Microvolts...do you think that low is of any importance?

 

[Korishan]

Depends on how often you pull on your pack that hard. Wear and tear is cumulative. So, there's not much difference between 1000 hits of .0001v, or 100 hits of .001v. It still kinda does the same thing, kinda. It's probably more like 2000 hits of .0001v is equal to 100 hits of .001v. Just theory at this point

Actually, I guess I mis-typed that. When the MM has no decimal reading, it is reading millivolts. Microvolts would be 5 decimals. So, really, what I meant/should of said was reading in decivolts (0.01V), centivolts (0.001V) or millivolts (0.0001V).
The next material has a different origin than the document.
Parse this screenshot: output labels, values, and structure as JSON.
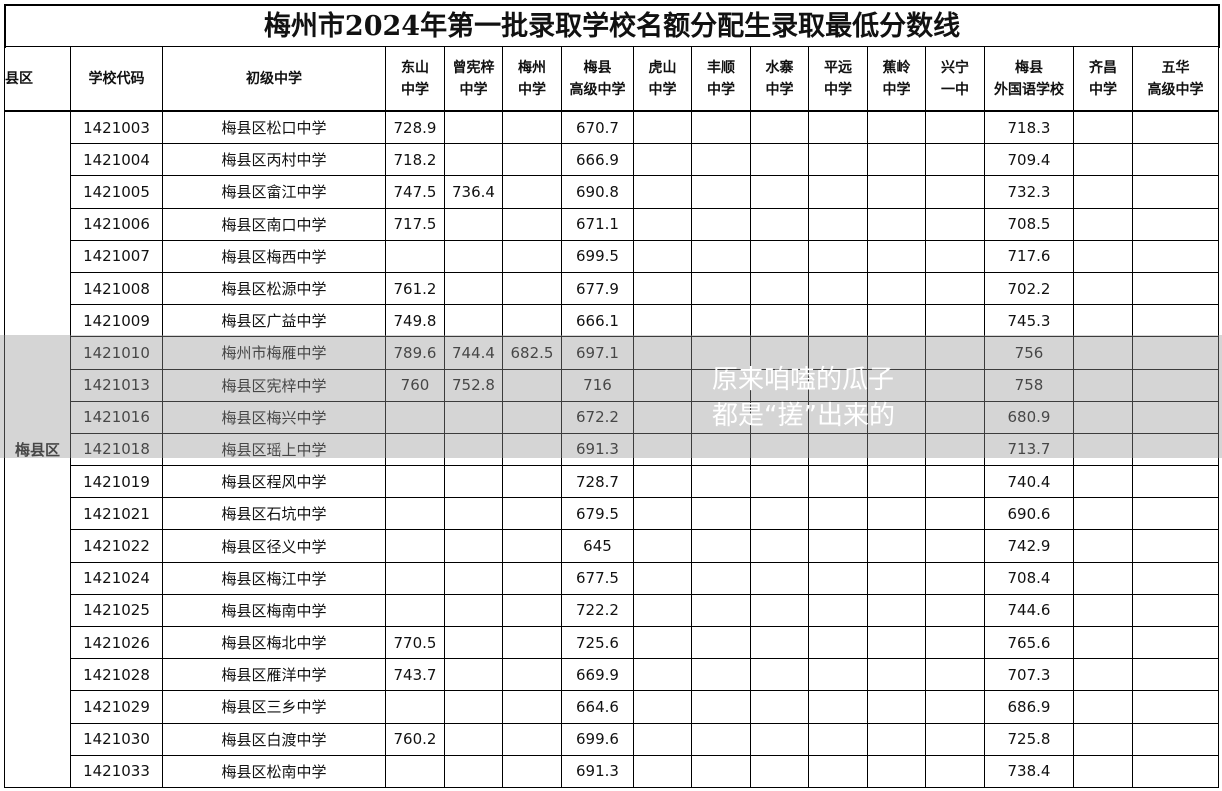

Most MM's won't read in centivolts, though. You jump from decivolt to millivolt. The problem is when reading in millivolt mode, you can't go over a few thousand or the meter goes wonkers. Which is odd, cuz you'd think it should be able to read up to 9999 millivolts, or close to. At least read up to 5000mV or so.

Ok, I hope i didn't confuse anyone with my rambling set of corrections of myself
And please feel free to correct my corrections that may not be correct, or partially correct, or somewhat correct.

 

[wim]

One correction on the corrections you are a digit off.

1,0 = 1 Volt
0,1 = 1 "Decivolt" or 100 millivolts
0,01 = 1 "Centivolt" or 10 millivolts
0,001 = 1 millivolt
...

i do not think decivolts and centivoltsis a real thing at least not here.

So my MM is accuratup to10 millivolts, as most "cheap" ones are...

Wear and tear cumulative ? makes sense... dont know...
It is never going to be easy to detect/messure, so it stays a theory i am afraid....

 

[Korishan]

@wim: thanks for the correction on my correction that needed a little more correcting.

Well, I wouldn't quite say deci/centi-volts aren't real. Most MM's are either xxxx, xx.xx, xxxx. Or, at least the few different ones I've used only show those 3. So we readily use, or have access at least, to all 3. On packs that are over 4 volts, I'm sure we all use the deci-volt mode as we only need to see the tenth of a volt. I'm not sure how far the MM will go in centi-volt mode. I know they have kick offs at certain voltages and I don't have a variable PS to test mine (yet).

Hrmm, actually, there are 5 settings. HV (High Voltage; not sure what it's range/max is), 200 (00.0), 20 (0.00), 2000m (000), and 200m (00.0 ?? I'm guessing this is fractional millivolts, or, pico-volts. it's sensitive enough that moving the wires slightly generates a voltage).

But we are really interested in the main 3. However, you could use the 2000m setting to detect voltage drift across the pack as it's that sensitive. I'm guessing you could use 200m as well, but you'd need to not move the wires afterwards to make sure you get an accurate reading.

 

[SimonW]

Haha, I've been involved in electronics in one way or another(hobby/professional) for over 35 years and this is the first time I've heard decivolts and centivolts.
Sounds really weird.

 

[Korishan]

Yeah, we actually don't use that "term", but we use the numbers, though I think most ppl would say 10 millivolts instead of 1 centivolt, and 1 tenth volt rather than 1 decivolt.

When i was writing it up, I was basing it on the fact that mill is metric, so I went with metric on the other decimals. I guess some things just don't translate well

 

[wim]

Yep, from Volt straight to millivolts... thatswatwe do.

Then you say:

Hrmm, actually, there are 5 settings. HV (High Voltage; not sure what it's range/max is), 200 (00.0), 20 (0.00), 2000m (000), and 200m (00.0 ?? I'm guessing this is fractional millivolts, or, pico-volts. it's sensitive enough that moving the wires slightly generates a voltage).

But what you realy want to say is : "Go andbuy yourselvea decent multimeter"is it not?

My multimeter starts at 2V as a lowest setting, so you are probably right...

 

[Korishan]

Well, mine are the "cheapo" harbor freight ones that we got as freebies with their coupons. However, the board model number on the casing is the same model number that's in the Lowe's electrical section that sells for >$30. So, just because the case is cheapo, doesn't mean the guts aren't Of course, I guess that could go the other way, too. Just cuz the outside piece is expensive, doesn't mean the innards are worth crap

But I've checked my 3 MM's and calibrated them best I could. Fairly easy to do. It does everything I need it to do for now. I did have to buy a separate amp-meter, but I think most of would have to do that anyways if we wanted that feature.

 

[SimonW]

Can get some decent meters for next to nothing these days.
Mine hurt, it cost me about $600 about 20 years ago... though it's still pretty decent even by today's standards, was better than the competing flagship Fluke of the time. (Autoranging 40,000 count and 0.06% basic accuracy (DCV)